We now turn to demolition. Where the damage that the natural disaster has done to a structure renders its renovation or reconstruction inexpedient, the structure may be demolished under simplified rules. In principle, there are no differences between SA and CL as to when a notification or a permit to demolish is required. Under CL, no prior formalities (notifications, permits) are required to demolish a structure that does not require a permit to build and which is not a listed or protected historic monument. A notification, but not a permit, is required to demolish a building or structure that requires a permit to build but is less than 8 metres tall, is located at least half its height from the plot boundary, and is not a listed or otherwise protected historic monument. Notifications of demolition are filed prior to its commencement. Demolition may commence if the authority does not raise a formal objection (in the form of an administrative decision) within 7 days of receiving the notification.

 

But where a permit to demolish is required, the same simplified rules apply as in the case of reconstruction. In particular, the provisions of Articles 32 and 33 and Article 34 paragraphs 1 and 3 of CL do not apply (Article 9 paragraph 3 of SA.), which means that prior receipt and enclosure with the application of other administrative permits, opinions, arrangements with other authorities etc. is not necessary. The required enclosures include: a consenting statement from the structure’s owner, a site sketch, a description of the scope of the demolition works and their manner of execution, a description of arrangements to protect persons and property and, only on as needed basis – a design of demolition works (Article 9 paragraph 2 of SA).

 

It should be noted, however, that in contrast to reconstruction, Article 39 of CL continues to apply to demolitions, which means that demolition of a listed historic monument requires a prior consent of the General Conservation Officer of Historic Monuments, and demolition of a structure designated by the commune as of historic importance requires arrangements with the voivodship conservation officer of historic monuments.
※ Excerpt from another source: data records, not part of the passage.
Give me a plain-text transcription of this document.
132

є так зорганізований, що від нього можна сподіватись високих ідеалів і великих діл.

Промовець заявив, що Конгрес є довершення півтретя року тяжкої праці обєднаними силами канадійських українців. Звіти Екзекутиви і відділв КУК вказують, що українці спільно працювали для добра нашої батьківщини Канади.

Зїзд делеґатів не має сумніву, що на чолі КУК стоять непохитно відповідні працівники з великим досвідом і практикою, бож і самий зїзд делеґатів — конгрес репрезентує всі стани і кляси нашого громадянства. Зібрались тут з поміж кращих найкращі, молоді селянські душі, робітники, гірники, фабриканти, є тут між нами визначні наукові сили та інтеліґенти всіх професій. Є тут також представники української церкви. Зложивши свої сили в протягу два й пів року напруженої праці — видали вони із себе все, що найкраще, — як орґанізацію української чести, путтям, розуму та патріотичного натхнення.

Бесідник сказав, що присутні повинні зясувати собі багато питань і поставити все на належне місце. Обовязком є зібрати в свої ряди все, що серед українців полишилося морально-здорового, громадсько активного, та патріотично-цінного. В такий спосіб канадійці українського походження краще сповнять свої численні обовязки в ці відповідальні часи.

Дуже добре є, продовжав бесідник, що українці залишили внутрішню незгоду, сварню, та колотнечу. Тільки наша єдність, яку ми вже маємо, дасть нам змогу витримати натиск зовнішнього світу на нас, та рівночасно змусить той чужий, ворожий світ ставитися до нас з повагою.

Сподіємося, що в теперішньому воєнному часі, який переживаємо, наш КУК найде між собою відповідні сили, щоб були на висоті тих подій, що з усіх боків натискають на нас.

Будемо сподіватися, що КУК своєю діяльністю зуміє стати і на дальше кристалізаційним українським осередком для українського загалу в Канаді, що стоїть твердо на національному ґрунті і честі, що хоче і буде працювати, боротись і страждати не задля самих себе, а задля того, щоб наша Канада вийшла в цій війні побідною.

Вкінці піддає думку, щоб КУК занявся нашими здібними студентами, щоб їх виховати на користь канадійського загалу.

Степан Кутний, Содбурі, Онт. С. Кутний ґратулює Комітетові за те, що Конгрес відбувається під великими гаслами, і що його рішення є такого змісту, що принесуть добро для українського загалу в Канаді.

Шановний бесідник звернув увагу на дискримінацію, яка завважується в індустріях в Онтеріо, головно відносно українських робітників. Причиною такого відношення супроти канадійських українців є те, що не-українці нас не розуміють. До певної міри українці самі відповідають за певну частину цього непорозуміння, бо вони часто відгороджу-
Also, demolition of a structure that requires a permit to demolish may commence only when the permit becomes final and effective – there is no attribute of immediate enforceability as in the case of permits to reconstruct. However, it is worth remembering that under Article 31a of CL, safeguarding and demolition works may commence before a demolition permit is obtained, or before a notification of demolition is filed, if their purpose is to remove a direct hazard to human safety or to property.

 

In matters not regulated by SA, renovations, reconstructions and demolitions of structures damaged or destroyed by natural disasters are governed by relevant provisions of CL (Article 3 of SA).

 

Thanks to the Special Act, construction projects to repair the damage caused by the flood might take less time to prepare. Given the scale and value of the construction work required to repair this damage, the importance of the law under discussion can hardly be overstated.